According to data disclosed by Mercury Research, AMD sold approximately 1 million Ryzen 5000 CPUs in the last quarter of 2020. Thanks to data provided during Sony’s Q4 earnings report, we also know that the company sold a whopping 4.5 million consoles in the same quarter. As far as the Xbox Series X|S is concerned, we know it sold about 2 million units during the launch week. It’d be fair to say that the overall sales for the quarter didn’t exceed 2.5 million, as indicated by various analysts.

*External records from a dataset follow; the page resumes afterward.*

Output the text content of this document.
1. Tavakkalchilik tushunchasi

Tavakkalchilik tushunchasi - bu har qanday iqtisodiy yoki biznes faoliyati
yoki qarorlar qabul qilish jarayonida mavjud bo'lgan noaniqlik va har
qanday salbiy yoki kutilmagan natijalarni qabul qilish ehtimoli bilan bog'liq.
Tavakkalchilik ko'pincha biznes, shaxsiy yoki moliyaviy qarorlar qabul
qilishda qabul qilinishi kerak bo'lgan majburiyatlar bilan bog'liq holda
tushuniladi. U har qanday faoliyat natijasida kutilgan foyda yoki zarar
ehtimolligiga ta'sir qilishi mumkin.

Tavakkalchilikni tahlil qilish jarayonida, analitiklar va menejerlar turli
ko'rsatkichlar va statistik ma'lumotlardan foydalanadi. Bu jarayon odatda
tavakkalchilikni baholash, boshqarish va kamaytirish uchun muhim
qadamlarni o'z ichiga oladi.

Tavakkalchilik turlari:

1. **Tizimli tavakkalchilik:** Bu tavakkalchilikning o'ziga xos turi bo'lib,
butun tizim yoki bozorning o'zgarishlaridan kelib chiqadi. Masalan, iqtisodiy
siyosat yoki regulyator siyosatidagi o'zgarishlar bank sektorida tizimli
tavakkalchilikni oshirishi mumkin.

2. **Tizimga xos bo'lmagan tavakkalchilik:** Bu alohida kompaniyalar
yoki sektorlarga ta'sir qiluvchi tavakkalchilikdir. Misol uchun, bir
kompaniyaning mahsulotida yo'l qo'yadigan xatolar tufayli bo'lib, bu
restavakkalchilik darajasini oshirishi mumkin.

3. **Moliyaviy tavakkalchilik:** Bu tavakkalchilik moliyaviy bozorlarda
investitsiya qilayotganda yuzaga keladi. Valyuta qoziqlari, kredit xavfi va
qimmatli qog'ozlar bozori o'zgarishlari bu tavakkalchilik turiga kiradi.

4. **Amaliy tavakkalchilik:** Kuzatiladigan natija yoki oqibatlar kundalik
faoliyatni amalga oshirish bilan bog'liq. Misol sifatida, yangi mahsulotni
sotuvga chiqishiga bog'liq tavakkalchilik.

Overall, that means that AMD sold 7 million units of next-gen console SoCs in 2020 and just a million Zen 3 CPUs. Considering the large GPU paired with the former, the profit margins are going to be a fair bit higher with the Ryzen 5000 CPUs compared to the consoles. However, the high volume sold does make up for that, more or less. Now, let me remind you of the following report that we published last month:
Overall, AMD sold approximately 9-10 million 7nm chips in Q4 2020 including the consoles, the Zen 3 parts, the older Zen 2 mobile, and desktop parts, and lastly the 200-300K Big Navi chips. The latter can be approximated by looking at the number of RX 6000 GPUs scalped and comparing it with that of the Ryzen 5000 parts. You get a figure of between 100-200K. That’s just 2-3% of AMD’s overall 7nm capacity at TSMC. [Updated Navi 21 count after checking with sources]

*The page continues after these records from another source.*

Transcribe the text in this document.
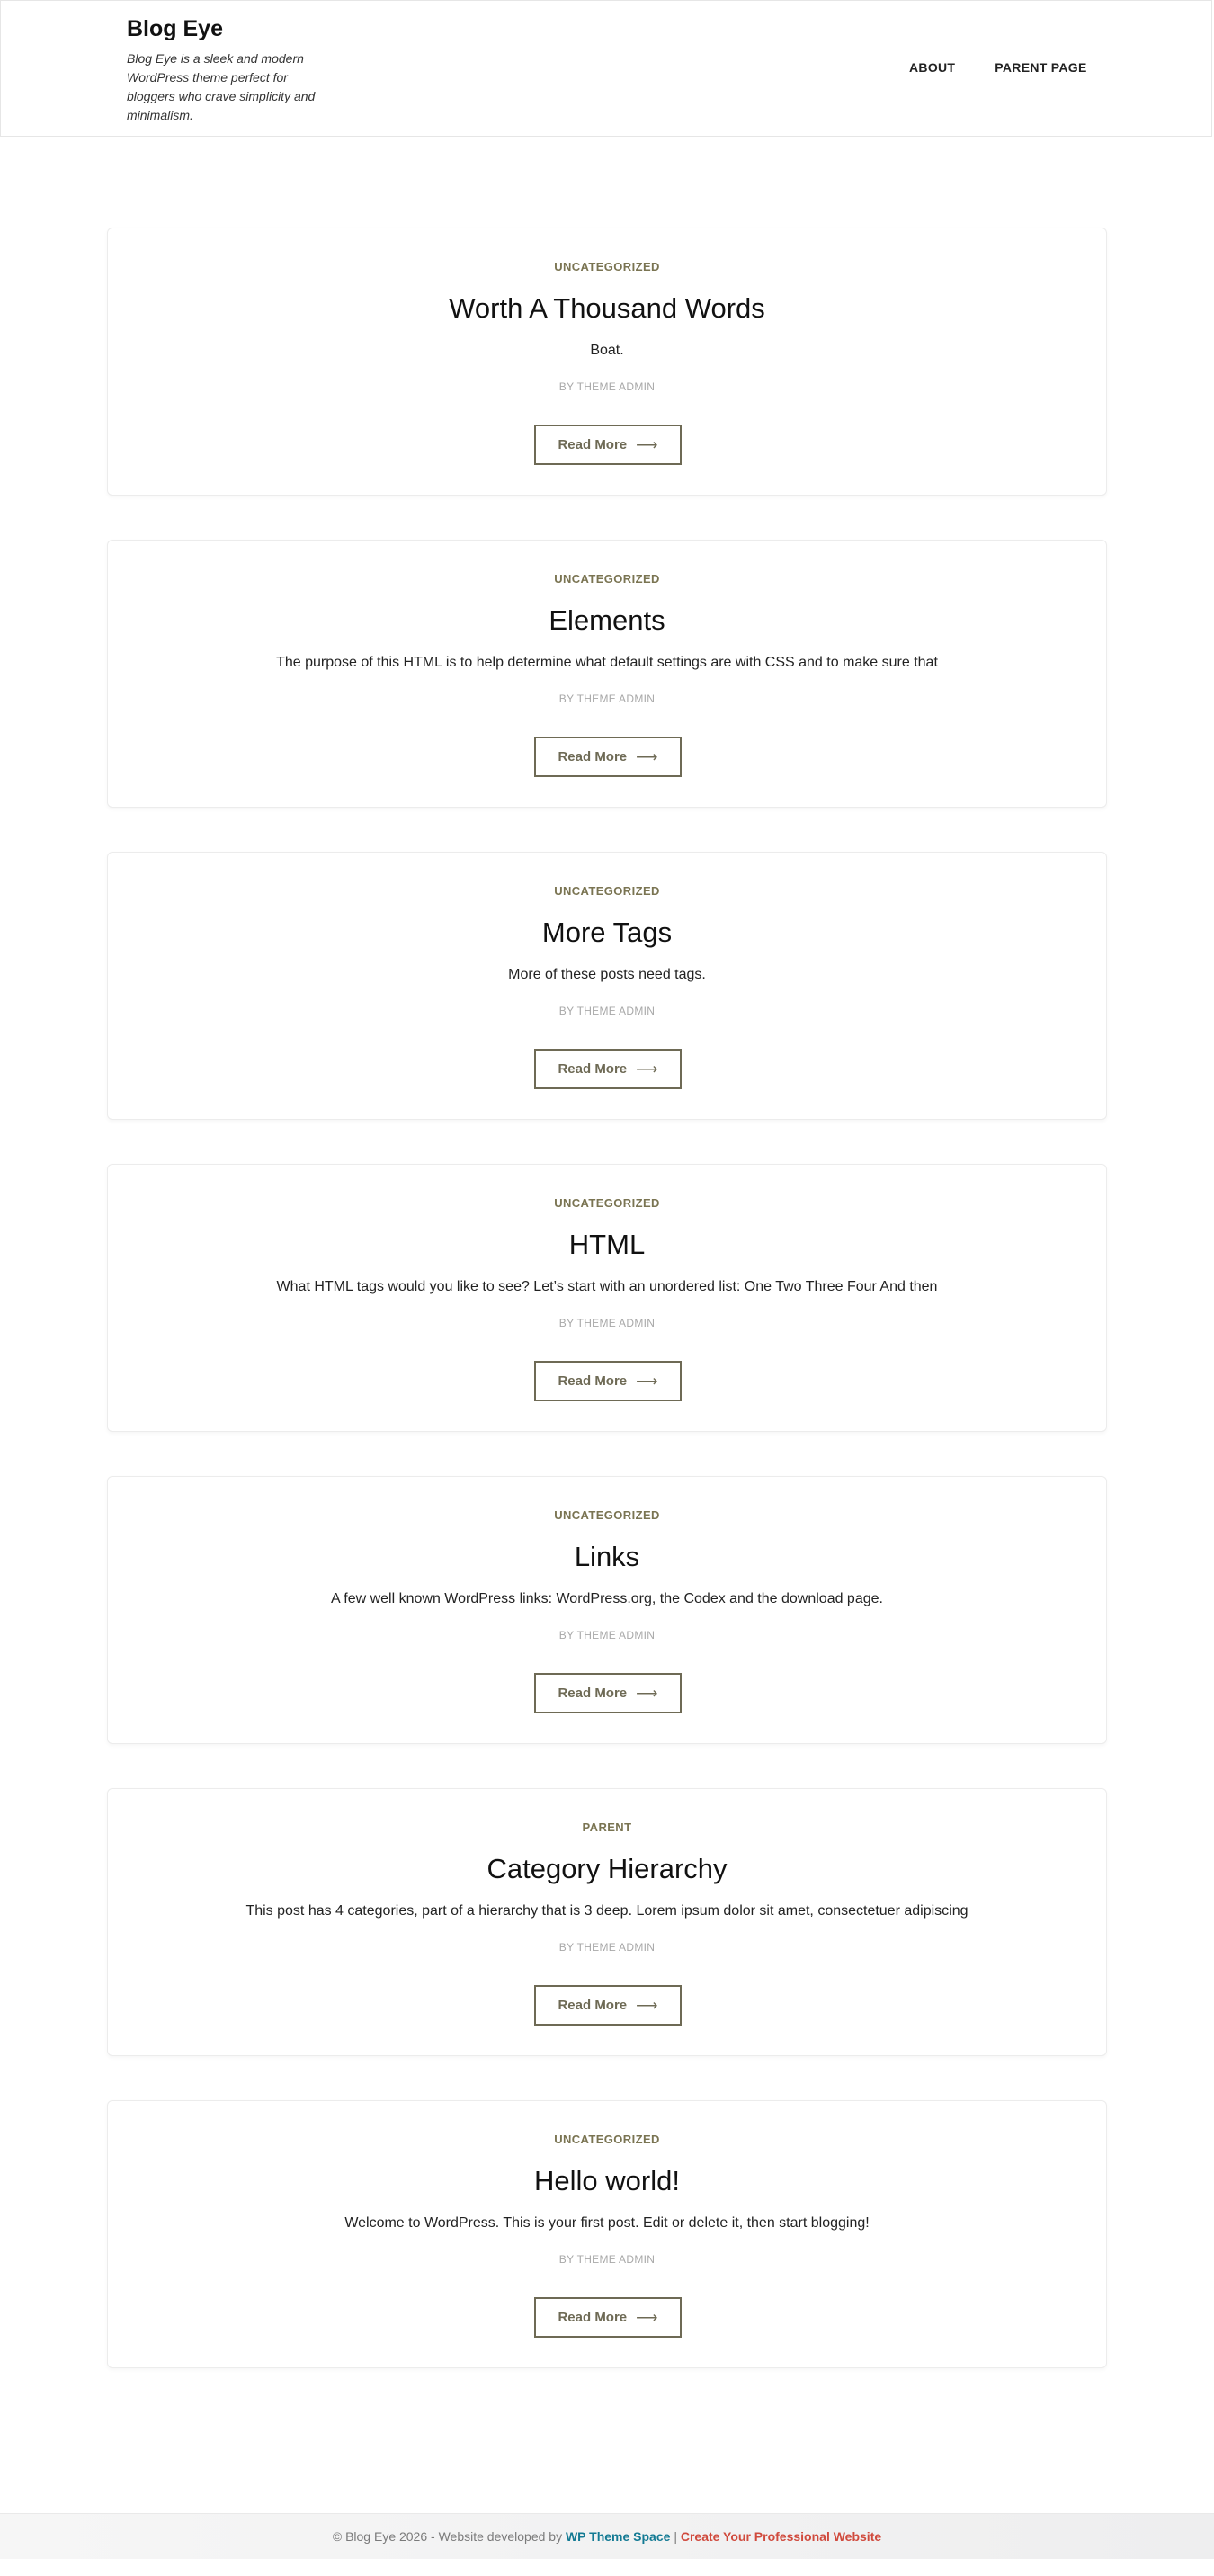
Blog Eye
Blog Eye is a sleek and modern WordPress theme perfect for bloggers who crave simplicity and minimalism.
ABOUT	PARENT PAGE
UNCATEGORIZED
Worth A Thousand Words
Boat.
BY THEME ADMIN
Read More ⟶
UNCATEGORIZED
Elements
The purpose of this HTML is to help determine what default settings are with CSS and to make sure that
BY THEME ADMIN
Read More ⟶
UNCATEGORIZED
More Tags
More of these posts need tags.
BY THEME ADMIN
Read More ⟶
UNCATEGORIZED
HTML
What HTML tags would you like to see? Let’s start with an unordered list: One Two Three Four And then
BY THEME ADMIN
Read More ⟶
UNCATEGORIZED
Links
A few well known WordPress links: WordPress.org, the Codex and the download page.
BY THEME ADMIN
Read More ⟶
PARENT
Category Hierarchy
This post has 4 categories, part of a hierarchy that is 3 deep. Lorem ipsum dolor sit amet, consectetuer adipiscing
BY THEME ADMIN
Read More ⟶
UNCATEGORIZED
Hello world!
Welcome to WordPress. This is your first post. Edit or delete it, then start blogging!
BY THEME ADMIN
Read More ⟶
© Blog Eye 2026 - Website developed by WP Theme Space | Create Your Professional Website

The Ryzen 5000 CPUs got around 11-12% of AMD’s total 7nm capacity while the older Zen 2 and Renoir chips were allotted approximately 7-9% (can’t be more than 10%). How much does that leave the next-gen consoles with? Approximately 80%. Of course, this is an approximation and the actual figure could be a few digits higher or lower, but it’s not going to vary by more than 5%.
Die measurements: (5th Feb: Corrected some errors)
- PS5: 308mm2
- Xbox Series X: 360mm2
- Xbox Series S: 197mm2
- Zen 3 chiplet: 81mm2
- Navi 21: 520mm2
As per the above figures, the PS5 consumed 1,386M mm2 of 7nm wafers while the Xbox Series X took about 720M mm2. The Series S being just about 197mm2 was responsible for just under 100M mm2 of 7nm wafers. That totals up to 2,204M mm2 of 7nm wafers.

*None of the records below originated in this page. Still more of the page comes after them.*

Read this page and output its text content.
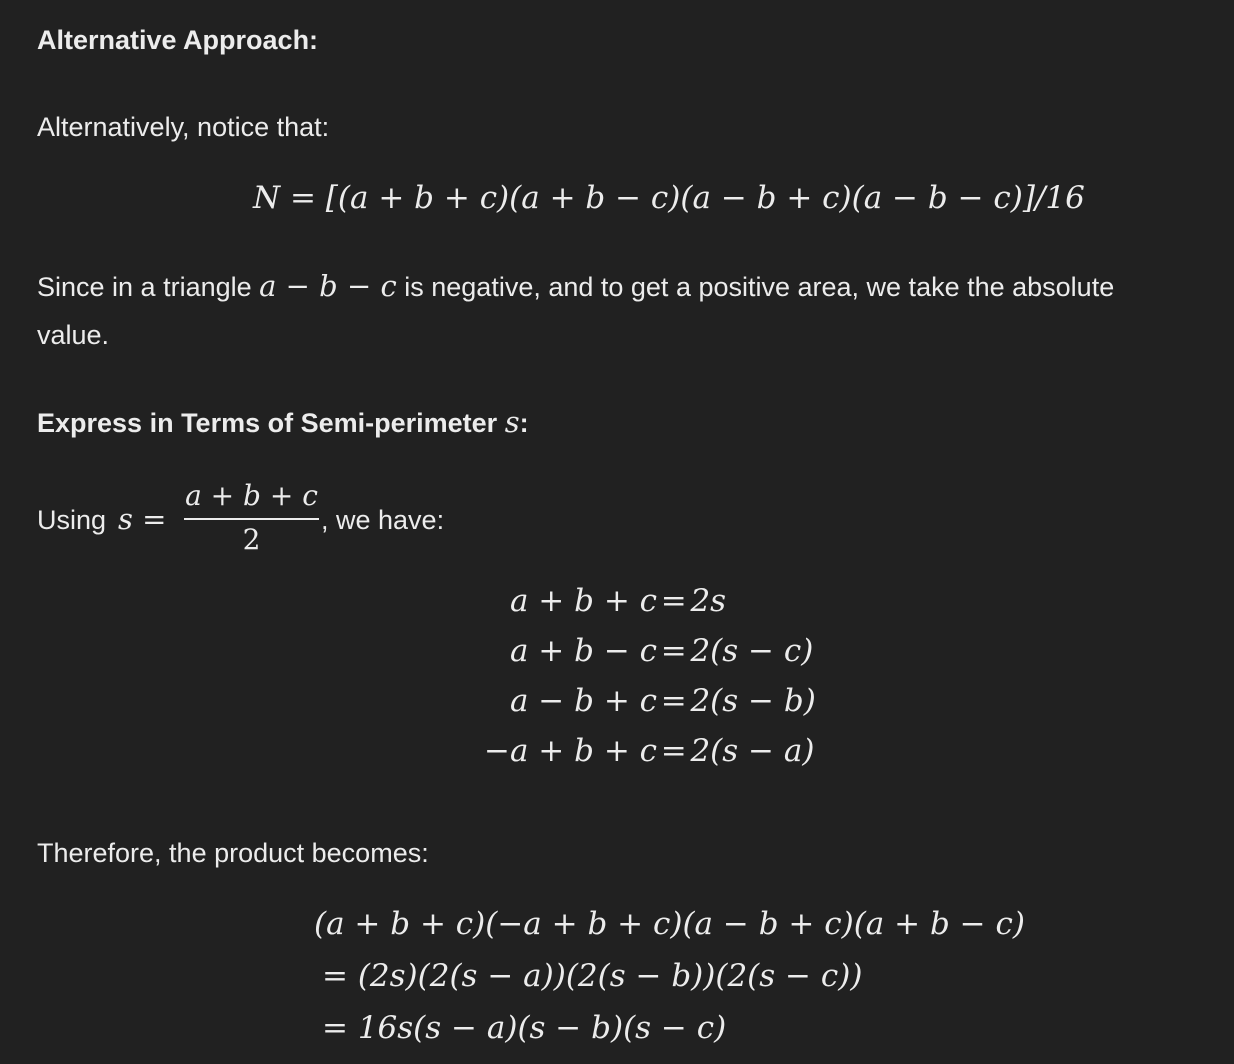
Alternative Approach:
Alternatively, notice that:
N = [(a + b + c)(a + b − c)(a − b + c)(a − b − c)]/16
Since in a triangle a − b − c is negative, and to get a positive area, we take the absolute
value.
Express in Terms of Semi-perimeter s:
Using s =
a + b + c
2
, we have:
a + b + c = 2s
a + b − c = 2(s − c)
a − b + c = 2(s − b)
−a + b + c = 2(s − a)
Therefore, the product becomes:
(a + b + c)(−a + b + c)(a − b + c)(a + b − c)
= (2s)(2(s − a))(2(s − b))(2(s − c))
= 16s(s − a)(s − b)(s − c)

Assuming that 75% of the Zen 3 chips sold were Ryzen 5 and 7 SKUs which feature a single chiplet while the remaining were the Ryzen 9 parts with dual-chiplets sold the remaining 25%, we get a figure of 101M mm2 of 7nm wafers. That’s just under 5% of the 7nm capacity if we exclude the Navi 21 dies.
We assume that around 200-250K Navi 21 GPUs were sold. Going with the upper limit gives us a value of 5 million or 5% of the total 7nm capacity. Adding the Navi 21 and Zen 3 sizes, the total wafers dedicated to the PC market comes up to 231M mm2 or 10% of the total capacity. Assuming that roughly the same amount of wafers were used for the older Zen 2 based CPUs and APUs, we get a percentage of 20%, roughly the same calculated earlier.
Note: Thanks to the commenters for pointing out the errors. The Epyc and Instinct sales are harder to estimate and considering AMD’s relatively lower market share in those segments, it shouldn’t skew the overall result by much.